Queste massime sono dettate dall’esperienza del giudizio riflettente, cioè del giudizio privo di fondamento. Privo di una regola generale sotto la quale sussumere il fatto che siamo chiamati a giudicare (come precisa Kant nella Critica del Giudizio, «se è dato invece soltanto il particolare, e il Giudizio deve trovare l’universale, esso è semplicemente riflettente»). Ebbene, la condizione descritta dal giudizio riflettente è, in realtà, la condizione prevalente del giudizio esistenziale che raramente, nell’esperienza quotidiana, può essere espresso sulla base di una regola generale fissa e indiscutibile. La gran parte dei nostri giudizi ha luogo, infatti, in assenza di una tale regola ed è, invece, dettata dalla pressione dei fatti, dalla necessità di decidere. Nella crisi questa natura del giudizio è perfettamente visibile, non può essere nascosta. Nei momenti tragici, quando il contesto in cui si vive non offre orientamenti precisi, in situazioni che sono dunque eccezionali, che sono di limite, la natura del giudizio emerge. In assenza di norme e criteri generali, giudicare significa chiaramente pensare se stessi nei panni degli altri. Significa posizionarsi, con la propria identità e attraverso l’immaginazione, nelle situazioni altrui, per poi poter agire. Nelle situazioni limite il giudizio appare limpidamente come espressione della capacità di pensare liberamente. Come unico modo per dare significato al mondo che viviamo e per agire come soggetti liberi. Il giudizio riflette dunque la responsabilità di chi giudica, pronto a rispondere della propria valutazione. Per queste ragioni, rifiutarsi di giudicare vuol dire essere irresponsabili. Vuol dire essere apolitici. E questo vale ancor di più se chi è chiamato a giudicare ha responsabilità generali di carattere politico, sociale, professionale.

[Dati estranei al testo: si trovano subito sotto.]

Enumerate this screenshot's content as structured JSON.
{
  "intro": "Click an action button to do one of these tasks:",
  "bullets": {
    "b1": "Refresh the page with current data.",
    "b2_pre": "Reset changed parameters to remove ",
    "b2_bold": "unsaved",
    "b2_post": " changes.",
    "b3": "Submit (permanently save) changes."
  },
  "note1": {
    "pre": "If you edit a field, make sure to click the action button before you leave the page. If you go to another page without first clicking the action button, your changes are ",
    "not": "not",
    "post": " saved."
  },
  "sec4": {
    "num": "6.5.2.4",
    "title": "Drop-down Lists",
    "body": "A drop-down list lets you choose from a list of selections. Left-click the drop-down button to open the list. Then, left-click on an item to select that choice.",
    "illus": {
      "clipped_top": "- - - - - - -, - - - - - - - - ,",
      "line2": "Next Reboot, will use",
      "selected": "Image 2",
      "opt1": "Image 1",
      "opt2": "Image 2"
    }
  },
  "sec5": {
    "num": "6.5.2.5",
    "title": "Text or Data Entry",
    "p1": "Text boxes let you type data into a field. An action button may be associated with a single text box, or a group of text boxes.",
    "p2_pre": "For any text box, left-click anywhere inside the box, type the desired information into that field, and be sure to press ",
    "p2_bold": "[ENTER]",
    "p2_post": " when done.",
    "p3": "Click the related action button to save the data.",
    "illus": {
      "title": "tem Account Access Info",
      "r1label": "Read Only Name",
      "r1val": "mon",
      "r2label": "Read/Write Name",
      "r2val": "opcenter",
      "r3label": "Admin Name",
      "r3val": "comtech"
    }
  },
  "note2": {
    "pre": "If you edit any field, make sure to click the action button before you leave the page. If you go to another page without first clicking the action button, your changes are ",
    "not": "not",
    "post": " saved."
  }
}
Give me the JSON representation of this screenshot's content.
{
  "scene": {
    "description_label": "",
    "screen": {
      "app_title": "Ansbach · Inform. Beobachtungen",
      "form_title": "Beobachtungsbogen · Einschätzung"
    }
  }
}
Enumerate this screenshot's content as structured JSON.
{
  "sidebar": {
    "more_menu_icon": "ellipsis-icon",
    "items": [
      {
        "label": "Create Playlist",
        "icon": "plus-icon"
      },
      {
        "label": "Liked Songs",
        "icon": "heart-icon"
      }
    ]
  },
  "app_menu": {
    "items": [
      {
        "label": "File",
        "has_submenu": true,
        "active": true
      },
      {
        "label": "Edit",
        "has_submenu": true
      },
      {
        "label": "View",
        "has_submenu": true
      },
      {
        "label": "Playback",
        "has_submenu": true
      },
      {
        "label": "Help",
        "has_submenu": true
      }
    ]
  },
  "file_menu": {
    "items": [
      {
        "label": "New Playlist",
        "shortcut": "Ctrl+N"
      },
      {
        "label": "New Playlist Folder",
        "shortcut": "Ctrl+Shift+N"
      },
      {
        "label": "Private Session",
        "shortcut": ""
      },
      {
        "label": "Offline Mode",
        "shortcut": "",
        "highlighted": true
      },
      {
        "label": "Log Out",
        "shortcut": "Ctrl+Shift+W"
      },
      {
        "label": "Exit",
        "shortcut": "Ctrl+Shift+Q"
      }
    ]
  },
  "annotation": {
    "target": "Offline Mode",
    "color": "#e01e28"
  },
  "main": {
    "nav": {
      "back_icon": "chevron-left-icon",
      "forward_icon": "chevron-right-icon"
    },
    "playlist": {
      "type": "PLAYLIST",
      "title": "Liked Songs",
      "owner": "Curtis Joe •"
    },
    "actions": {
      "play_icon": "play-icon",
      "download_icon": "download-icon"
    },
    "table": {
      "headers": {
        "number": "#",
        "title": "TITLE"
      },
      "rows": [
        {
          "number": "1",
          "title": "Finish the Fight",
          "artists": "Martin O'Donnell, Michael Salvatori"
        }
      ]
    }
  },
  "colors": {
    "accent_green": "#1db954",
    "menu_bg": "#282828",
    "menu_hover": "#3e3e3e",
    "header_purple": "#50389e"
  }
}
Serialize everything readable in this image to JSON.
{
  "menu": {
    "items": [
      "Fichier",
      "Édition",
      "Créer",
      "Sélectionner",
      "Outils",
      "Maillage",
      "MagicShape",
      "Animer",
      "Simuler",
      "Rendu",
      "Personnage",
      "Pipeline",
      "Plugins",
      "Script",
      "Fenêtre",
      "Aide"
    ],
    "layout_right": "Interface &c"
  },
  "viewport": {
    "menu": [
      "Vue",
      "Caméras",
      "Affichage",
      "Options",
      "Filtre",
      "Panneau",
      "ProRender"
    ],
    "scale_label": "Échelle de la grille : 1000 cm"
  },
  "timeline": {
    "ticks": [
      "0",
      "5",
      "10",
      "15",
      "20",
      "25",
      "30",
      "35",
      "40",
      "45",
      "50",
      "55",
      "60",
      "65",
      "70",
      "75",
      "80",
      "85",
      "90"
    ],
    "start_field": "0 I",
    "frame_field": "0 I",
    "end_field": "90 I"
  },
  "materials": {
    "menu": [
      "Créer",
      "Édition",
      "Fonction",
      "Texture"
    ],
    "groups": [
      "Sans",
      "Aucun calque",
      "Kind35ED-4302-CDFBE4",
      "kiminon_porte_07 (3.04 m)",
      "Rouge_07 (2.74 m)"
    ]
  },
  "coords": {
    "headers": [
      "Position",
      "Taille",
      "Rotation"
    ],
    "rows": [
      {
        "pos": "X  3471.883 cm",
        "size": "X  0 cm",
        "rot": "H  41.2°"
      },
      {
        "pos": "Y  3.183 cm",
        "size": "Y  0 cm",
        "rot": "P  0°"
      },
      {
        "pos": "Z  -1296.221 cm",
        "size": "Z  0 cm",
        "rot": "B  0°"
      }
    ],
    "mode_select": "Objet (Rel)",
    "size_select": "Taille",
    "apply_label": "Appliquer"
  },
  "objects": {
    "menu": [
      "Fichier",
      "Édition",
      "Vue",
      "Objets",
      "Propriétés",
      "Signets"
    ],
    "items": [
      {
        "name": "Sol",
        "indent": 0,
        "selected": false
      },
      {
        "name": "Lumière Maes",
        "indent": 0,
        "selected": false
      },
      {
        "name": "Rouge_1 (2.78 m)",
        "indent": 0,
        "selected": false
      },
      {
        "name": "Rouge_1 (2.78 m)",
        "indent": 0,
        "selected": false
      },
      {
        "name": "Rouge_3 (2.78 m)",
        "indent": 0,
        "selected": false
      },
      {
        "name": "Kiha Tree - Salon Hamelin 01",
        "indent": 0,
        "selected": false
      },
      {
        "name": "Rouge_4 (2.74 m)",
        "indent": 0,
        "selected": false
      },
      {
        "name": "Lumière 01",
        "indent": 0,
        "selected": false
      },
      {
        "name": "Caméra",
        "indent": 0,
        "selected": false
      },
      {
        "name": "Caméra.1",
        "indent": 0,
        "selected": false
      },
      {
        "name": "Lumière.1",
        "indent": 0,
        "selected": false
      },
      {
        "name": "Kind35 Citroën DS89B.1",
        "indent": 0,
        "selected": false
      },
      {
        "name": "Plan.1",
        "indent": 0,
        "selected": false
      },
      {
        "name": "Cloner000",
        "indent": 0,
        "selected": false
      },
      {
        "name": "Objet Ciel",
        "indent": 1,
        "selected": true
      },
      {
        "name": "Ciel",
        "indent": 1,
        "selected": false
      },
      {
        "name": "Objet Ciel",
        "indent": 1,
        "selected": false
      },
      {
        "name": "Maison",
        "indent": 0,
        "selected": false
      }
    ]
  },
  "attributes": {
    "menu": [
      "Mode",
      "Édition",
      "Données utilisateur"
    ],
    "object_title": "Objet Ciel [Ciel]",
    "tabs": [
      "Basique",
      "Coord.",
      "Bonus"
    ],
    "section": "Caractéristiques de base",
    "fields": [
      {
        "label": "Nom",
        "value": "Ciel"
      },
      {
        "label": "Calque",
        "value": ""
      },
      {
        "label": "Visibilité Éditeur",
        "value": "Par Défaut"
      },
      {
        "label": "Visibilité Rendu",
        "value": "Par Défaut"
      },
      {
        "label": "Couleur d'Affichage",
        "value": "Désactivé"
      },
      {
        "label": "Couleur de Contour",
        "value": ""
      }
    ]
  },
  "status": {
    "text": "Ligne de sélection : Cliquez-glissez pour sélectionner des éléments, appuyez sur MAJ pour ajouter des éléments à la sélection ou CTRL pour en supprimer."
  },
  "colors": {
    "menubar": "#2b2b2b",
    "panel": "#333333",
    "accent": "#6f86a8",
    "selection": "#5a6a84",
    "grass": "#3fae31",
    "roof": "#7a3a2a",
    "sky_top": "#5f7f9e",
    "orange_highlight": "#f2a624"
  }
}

Naturalmente, a monte del giudizio si situa il pensiero. Certamente, la facoltà di giudicare non è la stessa facoltà del pensiero. Il pensiero si rappresenta ciò che è assente, il giudizio è tale se ha per oggetto ciò che è particolare e presente. Ma è la correlazione tra pensiero e giudizio che è evidente. Una correlazione di cui dovremmo tenere conto, a tutti i livelli, sicuramente nel tempo ordinario e, a maggior ragione, nel tempo di crisi. Perché, come sostiene Hannah Arendt (Pensieri e riflessioni morali, 1971): «Il manifestarsi del vento del pensiero non consiste nella conoscenza; ma si esprime nella capacità di distinguere il bene dal male, il bello dal brutto. E ciò, nei rari momenti in cui si arriva a un punto di crisi, può realmente evitare catastrofi, almeno per me stesso».